Dazu unser obiger Beispielsfall entsprechend im nicht verkehrsrechtlichen Bereich:

 
Praxis-Beispiel

Die Staatsanwaltschaft ermittelt gegen den Versicherungsnehmer wegen fahrlässiger Körperverletzung und erhebt schließlich Anklage. In der Hauptverhandlung wendet sich die Beweisaufnahme, sodass das Gericht nach den Plädoyers einen rechtlichen Hinweis i.S.d. § 265 StPO erteilt, wonach auch eine Verurteilung wegen Vorsatzes in Betracht kommt. Der Versicherungsnehmer wird sodann wegen einer (vorsätzlichen) Körperverletzung gem. § 223 StGB rechtskräftig verurteilt.

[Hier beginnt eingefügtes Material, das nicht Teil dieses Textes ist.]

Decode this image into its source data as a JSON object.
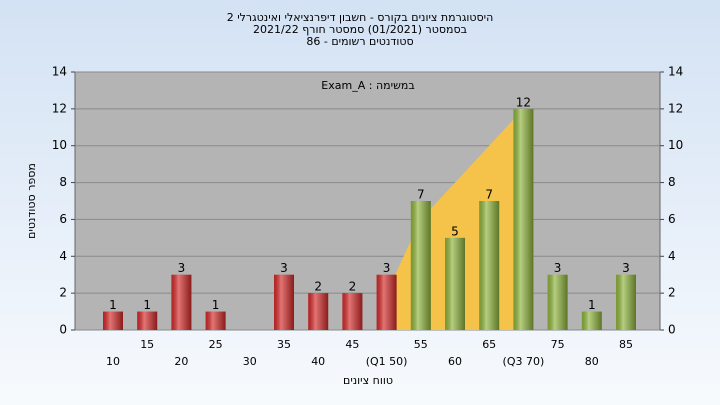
{
  "chart_data": {
    "type": "bar",
    "title": "היסטוגרמת ציונים בקורס - חשבון דיפרנציאלי ואינטגרלי 2",
    "subtitle": "בסמסטר  (01/2021)  סמסטר חורף 2021/22",
    "subtitle2": "סטודנטים רשומים - 86",
    "annotation": "במשימה : Exam_A",
    "x_label": "טווח ציונים",
    "y_label": "מספר סטודנטים",
    "categories": [
      "10",
      "15",
      "20",
      "25",
      "30",
      "35",
      "40",
      "45",
      "(Q1 50)",
      "55",
      "60",
      "65",
      "(Q3 70)",
      "75",
      "80",
      "85"
    ],
    "values": [
      1,
      1,
      3,
      1,
      null,
      3,
      2,
      2,
      3,
      7,
      5,
      7,
      12,
      3,
      1,
      3
    ],
    "colors": [
      "#d42a2a",
      "#d42a2a",
      "#d42a2a",
      "#d42a2a",
      "#d42a2a",
      "#d42a2a",
      "#d42a2a",
      "#d42a2a",
      "#d42a2a",
      "#8fb43c",
      "#8fb43c",
      "#8fb43c",
      "#8fb43c",
      "#8fb43c",
      "#8fb43c",
      "#8fb43c"
    ],
    "curve": {
      "color": "#f5c34a",
      "values": [
        null,
        null,
        null,
        null,
        null,
        null,
        null,
        null,
        2,
        6,
        8,
        10,
        12,
        null,
        null,
        null
      ]
    },
    "ylim": [
      0,
      14
    ],
    "yticks": [
      0,
      2,
      4,
      6,
      8,
      10,
      12,
      14
    ],
    "grid": true
  }
}
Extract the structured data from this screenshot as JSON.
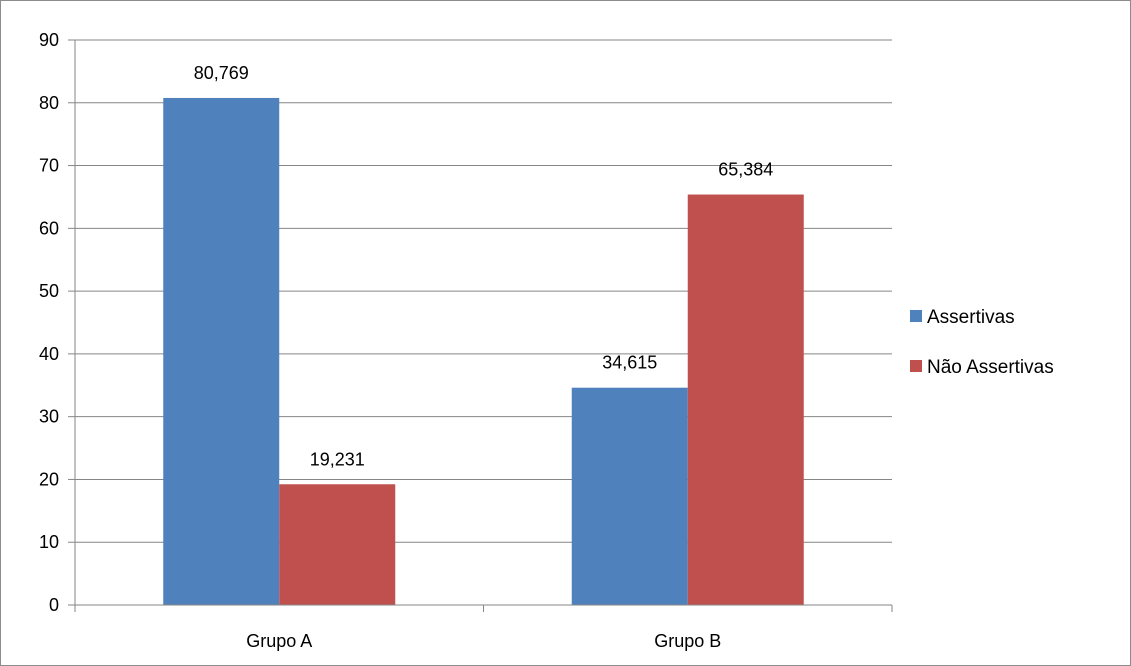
{
  "chart_data": {
    "type": "bar",
    "title": "",
    "xlabel": "",
    "ylabel": "",
    "categories": [
      "Grupo A",
      "Grupo B"
    ],
    "series": [
      {
        "name": "Assertivas",
        "values": [
          80.769,
          34.615
        ],
        "labels": [
          "80,769",
          "34,615"
        ],
        "color": "#4f81bd"
      },
      {
        "name": "Não Assertivas",
        "values": [
          19.231,
          65.384
        ],
        "labels": [
          "19,231",
          "65,384"
        ],
        "color": "#c0504d"
      }
    ],
    "ylim": [
      0,
      90
    ],
    "yticks": [
      0,
      10,
      20,
      30,
      40,
      50,
      60,
      70,
      80,
      90
    ],
    "grid": true,
    "legend_position": "right"
  }
}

Der Rechtsschutzversicherer verweigert daraufhin weitere Zahlungen und fordert die gem. § 9 RVG geleisteten Vorschüsse zurück.

Auch hier ist entgegen weitläufiger Praxis zu berücksichtigen, dass auf Grund der rechtskräftigen Verurteilung wegen einer Vorsatztat nicht jeglicher Rechtsschutz vollständig entfällt. Wird zunächst wegen Fahrlässigkeit ermittelt und wird der gegen den Versicherungsnehmer erhobene Vorwurf im Laufe der Ermittlungen auf Vorsatz erweitert, so entfällt der Rechtsschutz vom Zeitpunkt der Umstellung des Vorwurfes auf Vorsatz an, also nicht rückwirkend, sondern ex nunc. Dies ergibt sich wiederum aus dem eindeutigen Wortlaut des § 2 i bb S. 1 ARB 94/2000/2008, wonach Rechtsschutz besteht, "solange dem Versicherungsnehmer ein fahrlässiges Verhalten vorgeworfen wird". Im Ergebnis identisch ergibt sich dies bei Altverträgen aus § 4 Abs. 3 a ARB 75 sowie aus § 20 Abs. 4 ARB 75, da eine Rückzahlungspflicht lediglich hinsichtlich Leistungen besteht, die der Versicherer erbracht hat, "nachdem dem Versicherungsnehmer ein vorsätzliches Verhalten zur Last gelegt wurde". Eine Erstattungsregelung – wie in § 2 i aa S. 2 ARB 94/2000/2008 oder § 20 Abs. 4 ARB 75 – fehlt im Bereich des § 2 i bb ARB 94/2000/2008 vollständig, sodass keine Rechtsgrundlage für die Annahme eines rückwirkenden Rechtsschutzverlusts sowie einer entsprechenden Erstattungspflicht besteht.[8] Diese Folgen hätten explizit in den ARB geregelt werden müssen, da Auslegungszweifel nach der Unklarheitenregel des § 305 c Abs. 2 BGB zu Lasten des Versicherers als Verwender der Allgemeinen Versicherungsbedingungen gehen.

[8] So bereits Prölss/Martin-Prölss/Armbrüster, § 4 ARB 75 Rn 50 unter Hinweis auf § 20 Abs. 4 ARB 75; Harbauer-Maier, Rechtsschutzversicherung, 7. Aufl., München 2004, § 4 ARB 75 Rn 194; van Bühren-Bauer/Schneider, a.a.O., § 13 Rn 156 f.; a.A. (rückwirkender Verlust des Versicherungsschutzes), allerdings ohne jegliche Problematisierung bzw. Begründung, Schirmer, DAR 1990, 81, 84.